Were the World Jon's
Everything changes with a different Point of View. 'My name is Jonathon Cordon. I've never felt like this about anyone. I was in love with Timothy!' WtWM from Jon's POV. 'I opened my eyes and saw him there, fairy wings and all, and thought him beautiful.' "But I fell in love with you, today."
Ok, about all the dialogue taken from the movie in this story. Most of it I'm pretty sure about, but some bits I had to guess on because my dvd DOESN'T HAVE SUBTITLES. Grrr. Seriously, it's one of the most unhelpful DVDs I own, and I own quite a few. In any case, please forgive me if something seems odd or if you heard the line differently or whatever. I did my best with what I had.
Hope you enjoy Jon's POV on the movie Were the World Mine. Presented in 3 parts.
My name is Jonathon Cordon.
Most people know me as the star rugby player at Morgan Hill. Morgan Hill is a prestigious academy, and by prestigious I mean that it takes a whole lot of money to get enrolled there. Also, you have to be a boy. Which was all good and well, unless you were gay, like me.

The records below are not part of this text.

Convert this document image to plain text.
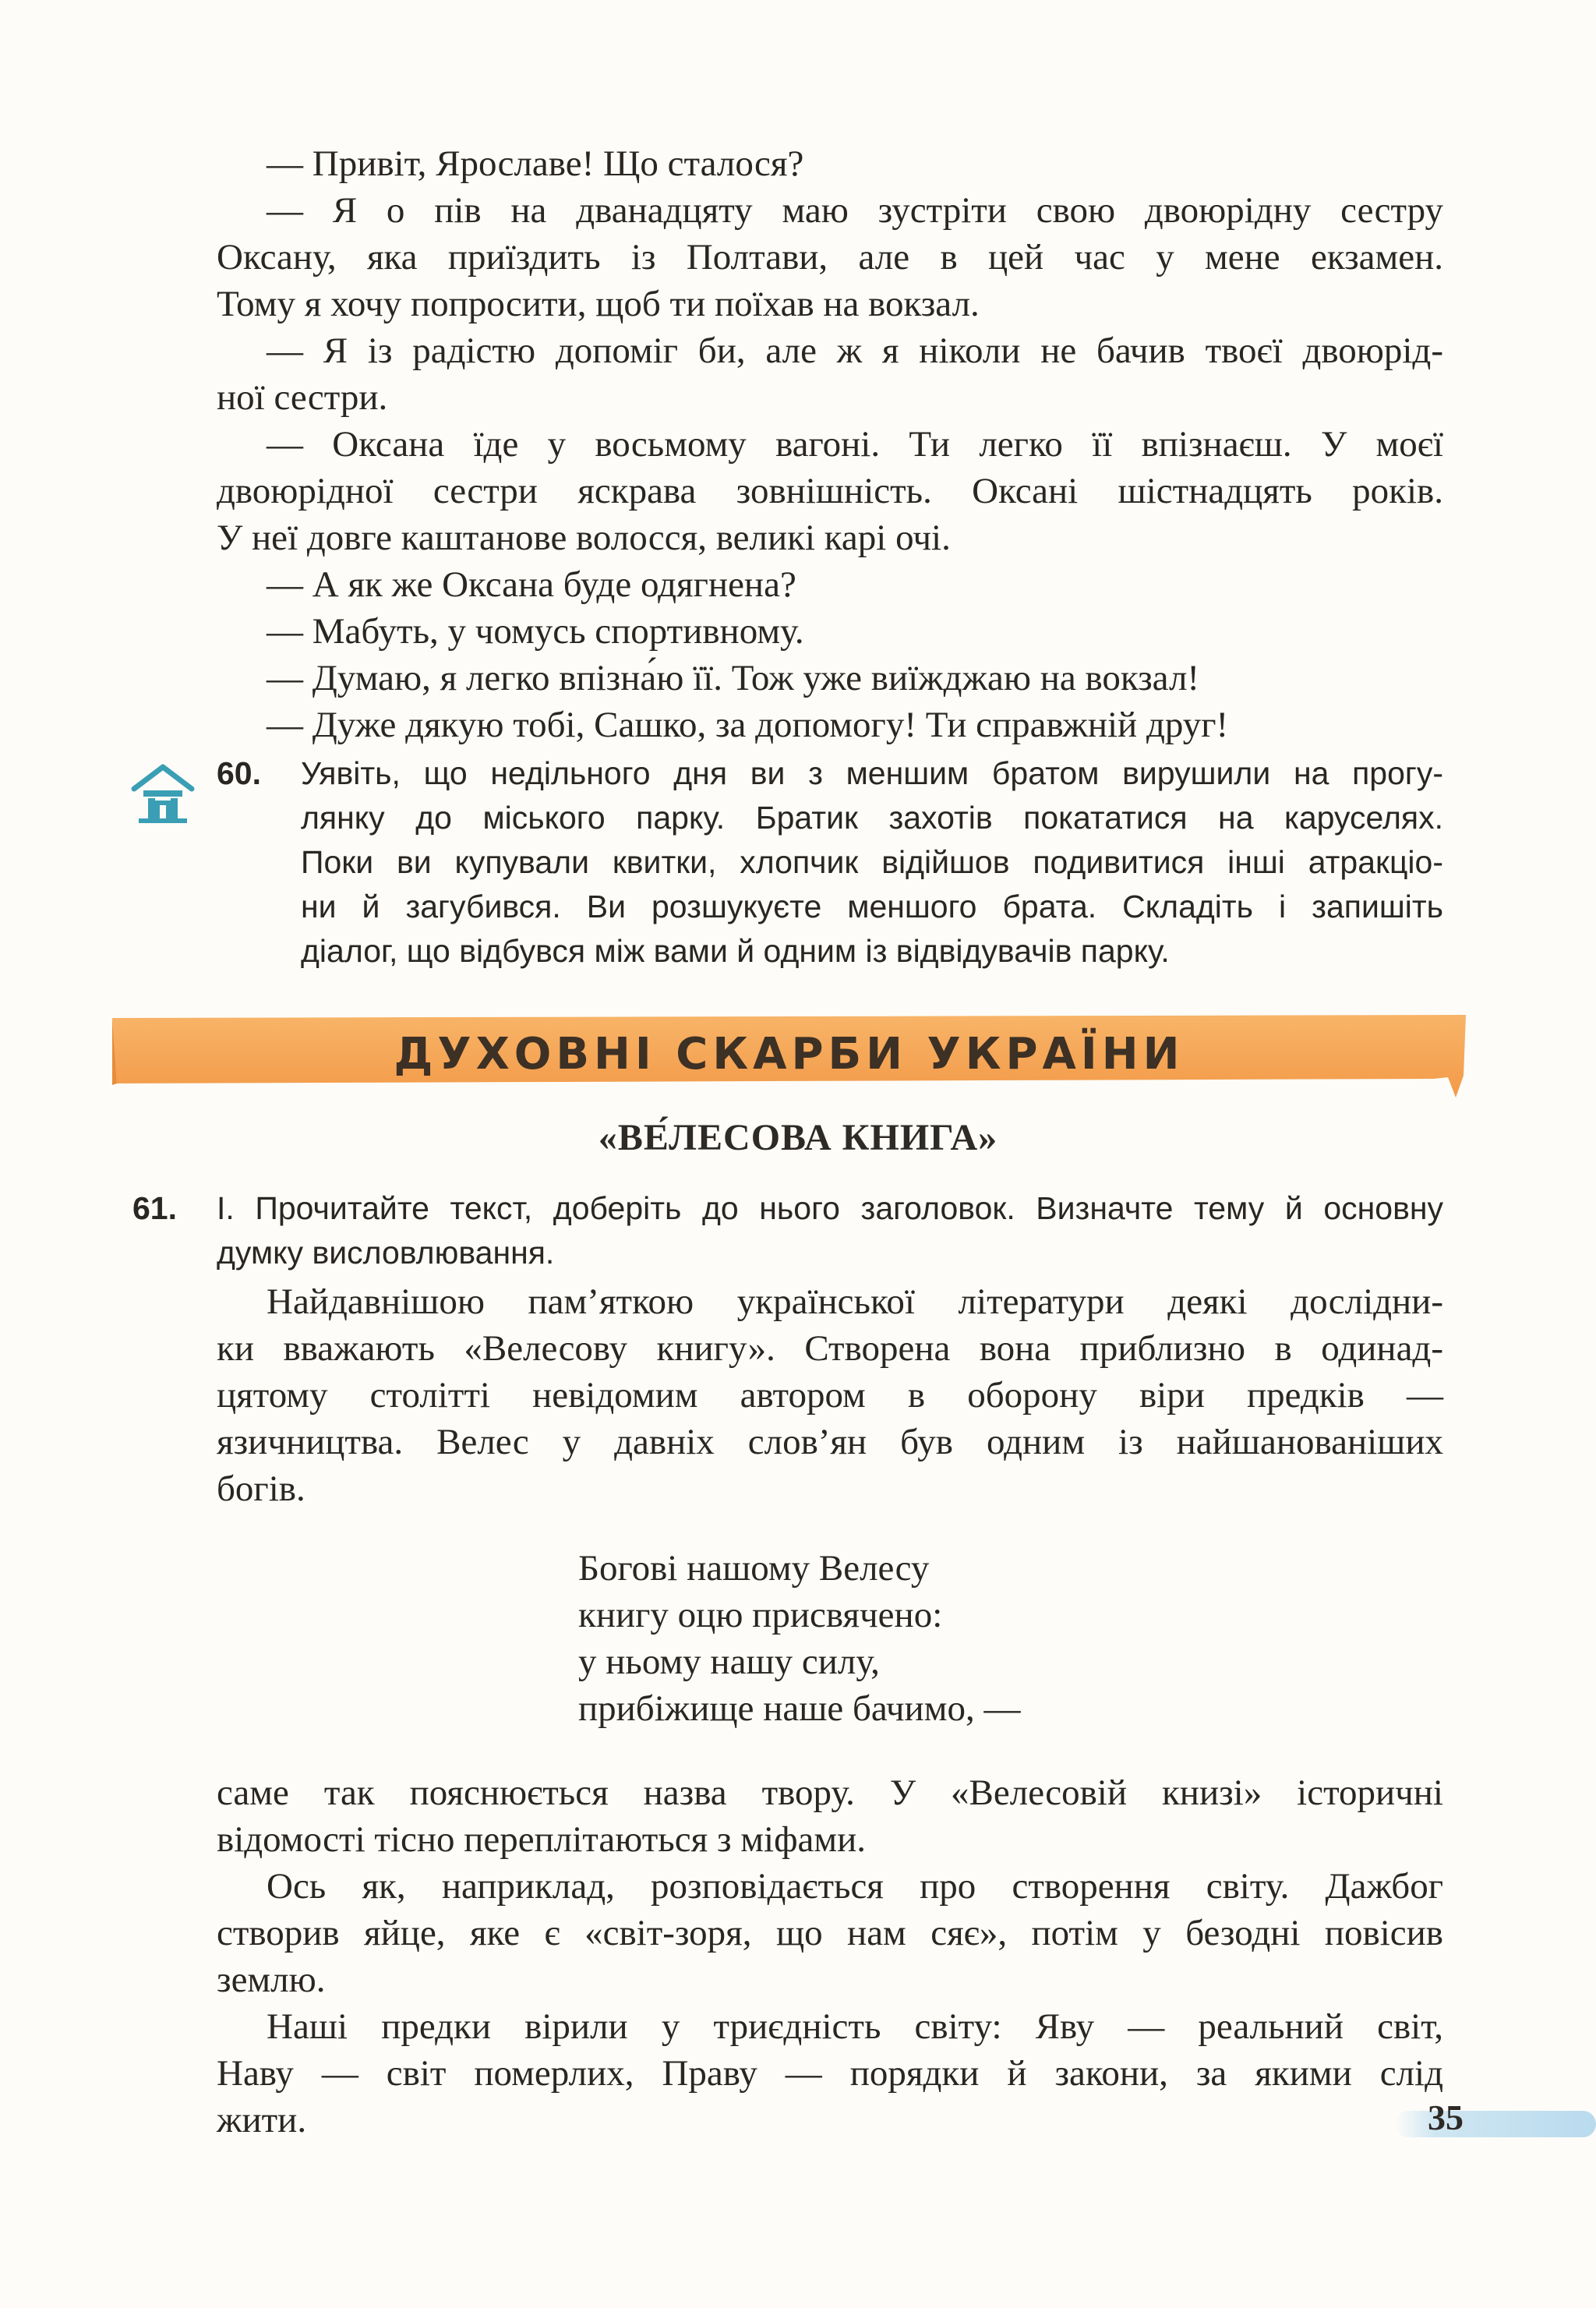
— Привіт, Ярославе! Що сталося?
— Я о пів на дванадцяту маю зустріти свою двоюрідну сестру
Оксану, яка приїздить із Полтави, але в цей час у мене екзамен.
Тому я хочу попросити, щоб ти поїхав на вокзал.
— Я із радістю допоміг би, але ж я ніколи не бачив твоєї двоюрід-
ної сестри.
— Оксана їде у восьмому вагоні. Ти легко її впізнаєш. У моєї
двоюрідної сестри яскрава зовнішність. Оксані шістнадцять років.
У неї довге каштанове волосся, великі карі очі.
— А як же Оксана буде одягнена?
— Мабуть, у чомусь спортивному.
— Думаю, я легко впізна́ю її. Тож уже виїжджаю на вокзал!
— Дуже дякую тобі, Сашко, за допомогу! Ти справжній друг!
60. Уявіть, що недільного дня ви з меншим братом вирушили на прогу-
лянку до міського парку. Братик захотів покататися на каруселях.
Поки ви купували квитки, хлопчик відійшов подивитися інші атракціо-
ни й загубився. Ви розшукуєте меншого брата. Складіть і запишіть
діалог, що відбувся між вами й одним із відвідувачів парку.
ДУХОВНІ СКАРБИ УКРАЇНИ
«ВЕ́ЛЕСОВА КНИГА»
61. І. Прочитайте текст, доберіть до нього заголовок. Визначте тему й основну
думку висловлювання.
Найдавнішою пам’яткою української літератури деякі дослідни-
ки вважають «Велесову книгу». Створена вона приблизно в одинад-
цятому столітті невідомим автором в оборону віри предків —
язичництва. Велес у давніх слов’ян був одним із найшанованіших
богів.
Богові нашому Велесу
книгу оцю присвячено:
у ньому нашу силу,
прибіжище наше бачимо, —
саме так пояснюється назва твору. У «Велесовій книзі» історичні
відомості тісно переплітаються з міфами.
Ось як, наприклад, розповідається про створення світу. Дажбог
створив яйце, яке є «світ-зоря, що нам сяє», потім у безодні повісив
землю.
Наші предки вірили у триєдність світу: Яву — реальний світ,
Наву — світ померлих, Праву — порядки й закони, за якими слід
жити.	35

I was pretty much flawless at hiding it from the world, even myself, so no one suspected a thing. I was captain of a rugby team, had a lot of money, near perfect grades, and a girlfriend that I kissed every time I saw her. My life was pretty much set that way and I had almost completely convinced myself that I liked my girlfriend as much as everyone else thought I did when my world got flipped upside down.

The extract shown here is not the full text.